The strength in this film lies in the script. We’ve all probably had a moment where we come out of a doom scroll, had an instance when we look around a restaurant at other tables with people looking down at their phone instead of at each other, or found it strange that what we just said out loud is now an ad presented in our feed. Robinson takes these moments and throws a mirror up to say “this is where we are headed”. It’s a picture of the disconnected, cold-hearted society that we could easily become. It’s a world where a school shooting is an everyday run of the mill thing, classrooms are full of students where phones are stuck to their hands and it gets darker from there. It’s a film that, as a film critic, it forces you to stop taking notes and go for the ride.

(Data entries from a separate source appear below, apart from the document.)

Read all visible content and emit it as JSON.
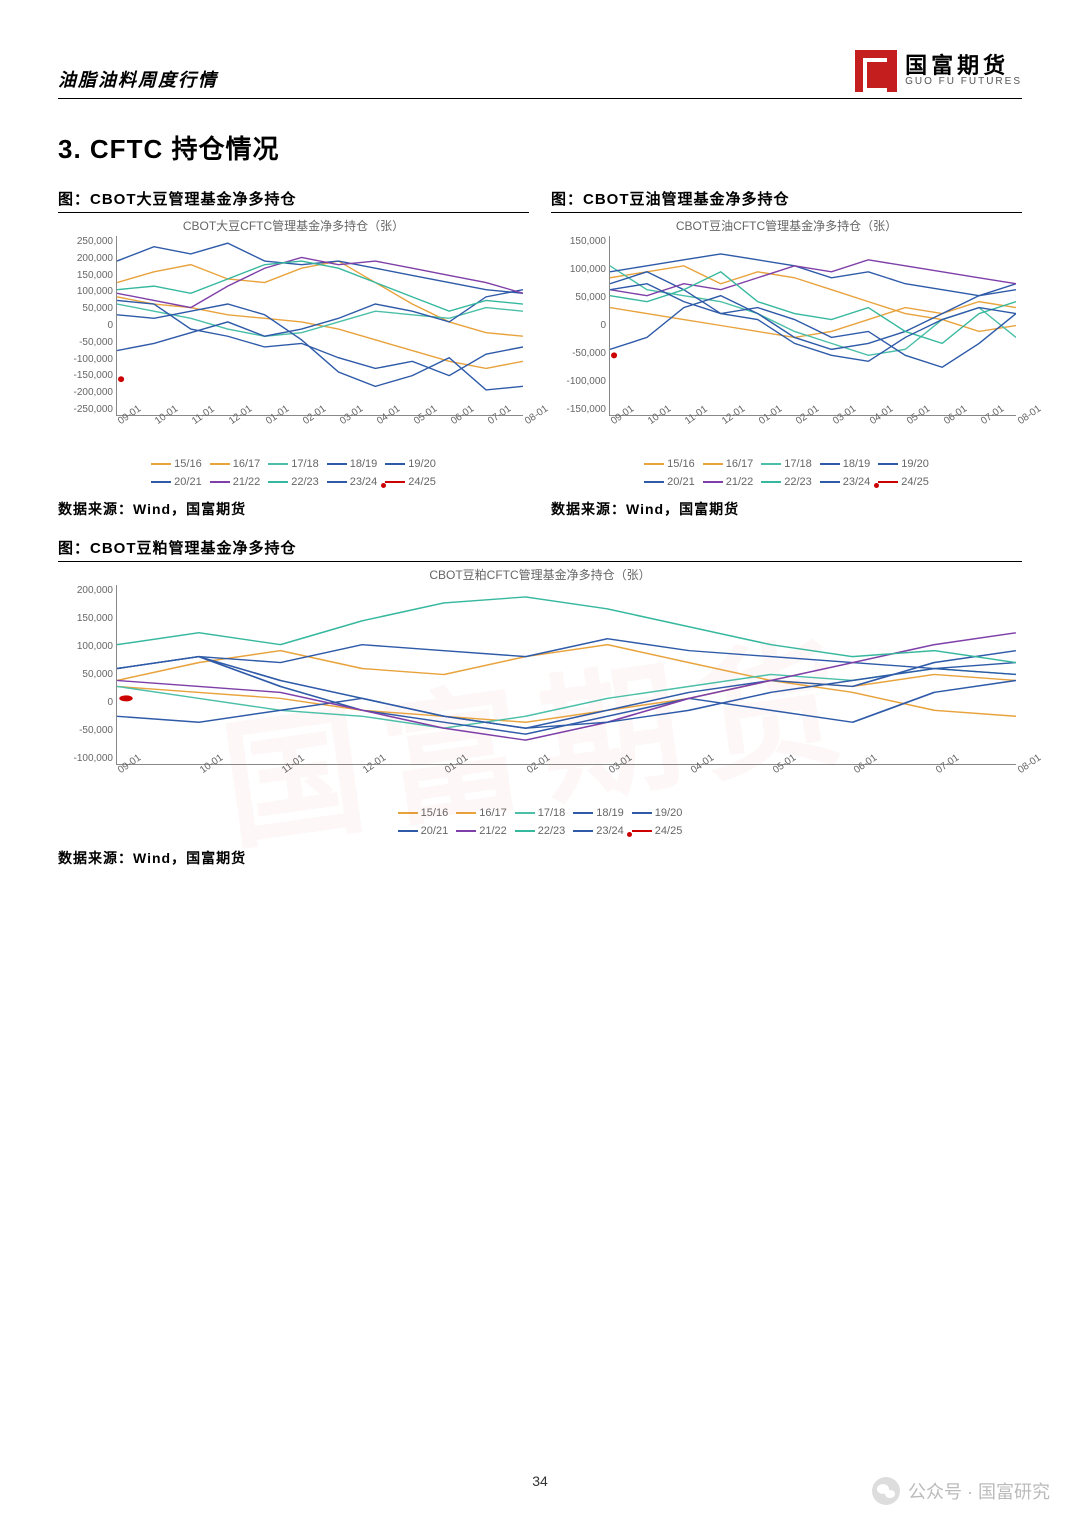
{
  "header": {
    "left": "油脂油料周度行情",
    "logo_cn": "国富期货",
    "logo_en": "GUO FU FUTURES",
    "logo_color": "#c41e1e"
  },
  "section_title": "3. CFTC 持仓情况",
  "page_number": "34",
  "footer": {
    "text": "公众号 · 国富研究"
  },
  "series_meta": {
    "labels": [
      "15/16",
      "16/17",
      "17/18",
      "18/19",
      "19/20",
      "20/21",
      "21/22",
      "22/23",
      "23/24",
      "24/25"
    ],
    "colors": [
      "#e8a33d",
      "#e8a33d",
      "#4bbfa8",
      "#2e5aa8",
      "#2e5aa8",
      "#2e5aa8",
      "#7e3fa8",
      "#36b89e",
      "#2e5aa8",
      "#cc0000"
    ],
    "last_is_marker": true
  },
  "xaxis_ticks": [
    "09-01",
    "10-01",
    "11-01",
    "12-01",
    "01-01",
    "02-01",
    "03-01",
    "04-01",
    "05-01",
    "06-01",
    "07-01",
    "08-01"
  ],
  "source_text": "数据来源：Wind，国富期货",
  "charts": [
    {
      "caption": "图：CBOT大豆管理基金净多持仓",
      "subtitle": "CBOT大豆CFTC管理基金净多持仓（张）",
      "ylim": [
        -250000,
        250000
      ],
      "yticks": [
        "250,000",
        "200,000",
        "150,000",
        "100,000",
        "50,000",
        "0",
        "-50,000",
        "-100,000",
        "-150,000",
        "-200,000",
        "-250,000"
      ],
      "series": [
        [
          80000,
          60000,
          50000,
          30000,
          20000,
          10000,
          -10000,
          -40000,
          -70000,
          -100000,
          -120000,
          -100000
        ],
        [
          120000,
          150000,
          170000,
          130000,
          120000,
          160000,
          180000,
          120000,
          60000,
          10000,
          -20000,
          -30000
        ],
        [
          60000,
          40000,
          20000,
          -10000,
          -30000,
          -20000,
          10000,
          40000,
          30000,
          20000,
          50000,
          40000
        ],
        [
          70000,
          60000,
          -10000,
          -30000,
          -60000,
          -50000,
          -90000,
          -120000,
          -100000,
          -140000,
          -80000,
          -60000
        ],
        [
          -70000,
          -50000,
          -20000,
          10000,
          -30000,
          -10000,
          20000,
          60000,
          40000,
          10000,
          80000,
          100000
        ],
        [
          180000,
          220000,
          200000,
          230000,
          180000,
          170000,
          180000,
          160000,
          140000,
          120000,
          100000,
          90000
        ],
        [
          90000,
          70000,
          50000,
          110000,
          160000,
          190000,
          170000,
          180000,
          160000,
          140000,
          120000,
          90000
        ],
        [
          100000,
          110000,
          90000,
          130000,
          170000,
          180000,
          160000,
          120000,
          80000,
          40000,
          70000,
          60000
        ],
        [
          30000,
          20000,
          40000,
          60000,
          30000,
          -40000,
          -130000,
          -170000,
          -140000,
          -90000,
          -180000,
          -170000
        ],
        [
          -150000
        ]
      ]
    },
    {
      "caption": "图：CBOT豆油管理基金净多持仓",
      "subtitle": "CBOT豆油CFTC管理基金净多持仓（张）",
      "ylim": [
        -150000,
        150000
      ],
      "yticks": [
        "150,000",
        "100,000",
        "50,000",
        "0",
        "-50,000",
        "-100,000",
        "-150,000"
      ],
      "series": [
        [
          30000,
          20000,
          10000,
          0,
          -10000,
          -20000,
          -10000,
          10000,
          30000,
          20000,
          40000,
          30000
        ],
        [
          80000,
          90000,
          100000,
          70000,
          90000,
          80000,
          60000,
          40000,
          20000,
          10000,
          -10000,
          0
        ],
        [
          100000,
          60000,
          50000,
          40000,
          20000,
          -10000,
          -30000,
          -50000,
          -40000,
          10000,
          30000,
          -20000
        ],
        [
          70000,
          90000,
          60000,
          20000,
          30000,
          10000,
          -20000,
          -10000,
          -50000,
          -70000,
          -30000,
          20000
        ],
        [
          -40000,
          -20000,
          30000,
          50000,
          20000,
          -20000,
          -40000,
          -30000,
          -10000,
          20000,
          50000,
          70000
        ],
        [
          90000,
          100000,
          110000,
          120000,
          110000,
          100000,
          80000,
          90000,
          70000,
          60000,
          50000,
          60000
        ],
        [
          60000,
          50000,
          70000,
          60000,
          80000,
          100000,
          90000,
          110000,
          100000,
          90000,
          80000,
          70000
        ],
        [
          50000,
          40000,
          60000,
          90000,
          40000,
          20000,
          10000,
          30000,
          -10000,
          -30000,
          20000,
          40000
        ],
        [
          60000,
          70000,
          40000,
          20000,
          10000,
          -30000,
          -50000,
          -60000,
          -20000,
          10000,
          30000,
          20000
        ],
        [
          -50000
        ]
      ]
    },
    {
      "caption": "图：CBOT豆粕管理基金净多持仓",
      "subtitle": "CBOT豆粕CFTC管理基金净多持仓（张）",
      "ylim": [
        -100000,
        200000
      ],
      "yticks": [
        "200,000",
        "150,000",
        "100,000",
        "50,000",
        "0",
        "-50,000",
        "-100,000"
      ],
      "series": [
        [
          30000,
          20000,
          10000,
          -10000,
          -20000,
          -30000,
          -10000,
          10000,
          40000,
          30000,
          50000,
          40000
        ],
        [
          40000,
          70000,
          90000,
          60000,
          50000,
          80000,
          100000,
          70000,
          40000,
          20000,
          -10000,
          -20000
        ],
        [
          30000,
          10000,
          -10000,
          -20000,
          -40000,
          -20000,
          10000,
          30000,
          50000,
          40000,
          60000,
          50000
        ],
        [
          60000,
          80000,
          30000,
          -10000,
          -30000,
          -50000,
          -20000,
          10000,
          -10000,
          -30000,
          20000,
          40000
        ],
        [
          -20000,
          -30000,
          -10000,
          10000,
          -20000,
          -40000,
          -10000,
          20000,
          40000,
          30000,
          70000,
          90000
        ],
        [
          60000,
          80000,
          70000,
          100000,
          90000,
          80000,
          110000,
          90000,
          80000,
          70000,
          60000,
          70000
        ],
        [
          40000,
          30000,
          20000,
          -10000,
          -40000,
          -60000,
          -30000,
          10000,
          40000,
          70000,
          100000,
          120000
        ],
        [
          100000,
          120000,
          100000,
          140000,
          170000,
          180000,
          160000,
          130000,
          100000,
          80000,
          90000,
          70000
        ],
        [
          60000,
          80000,
          40000,
          10000,
          -20000,
          -40000,
          -30000,
          -10000,
          20000,
          40000,
          60000,
          50000
        ],
        [
          10000
        ]
      ]
    }
  ]
}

Let me be clear, this film gets bonkers. Sam Rockwell does a lot of the heavy lifting in landing on a protagonist that we can follow through his delivery and nuanced performance. The ensemble cast does their part as well, but this feels like vignettes of “Black Mirror” turned into a dark comedy movie over the course of its running time. Robinson’s message is loud, reminiscent of Boots Riley’s Sorry To Bother You, but doesn’t land as sharply. Verbinski and cinematographer James Whitaker paint a picture of a pretty world that doesn’t realize how ugly it is with the camera and light. That’s what resonates and translates. Society never gets to a bad place overnight. It’s the slow burn into apathy that gets us there. If you’re a fan of quirky, adventure, sci-fi films with a message, this might be worth seeing in theaters this weekend.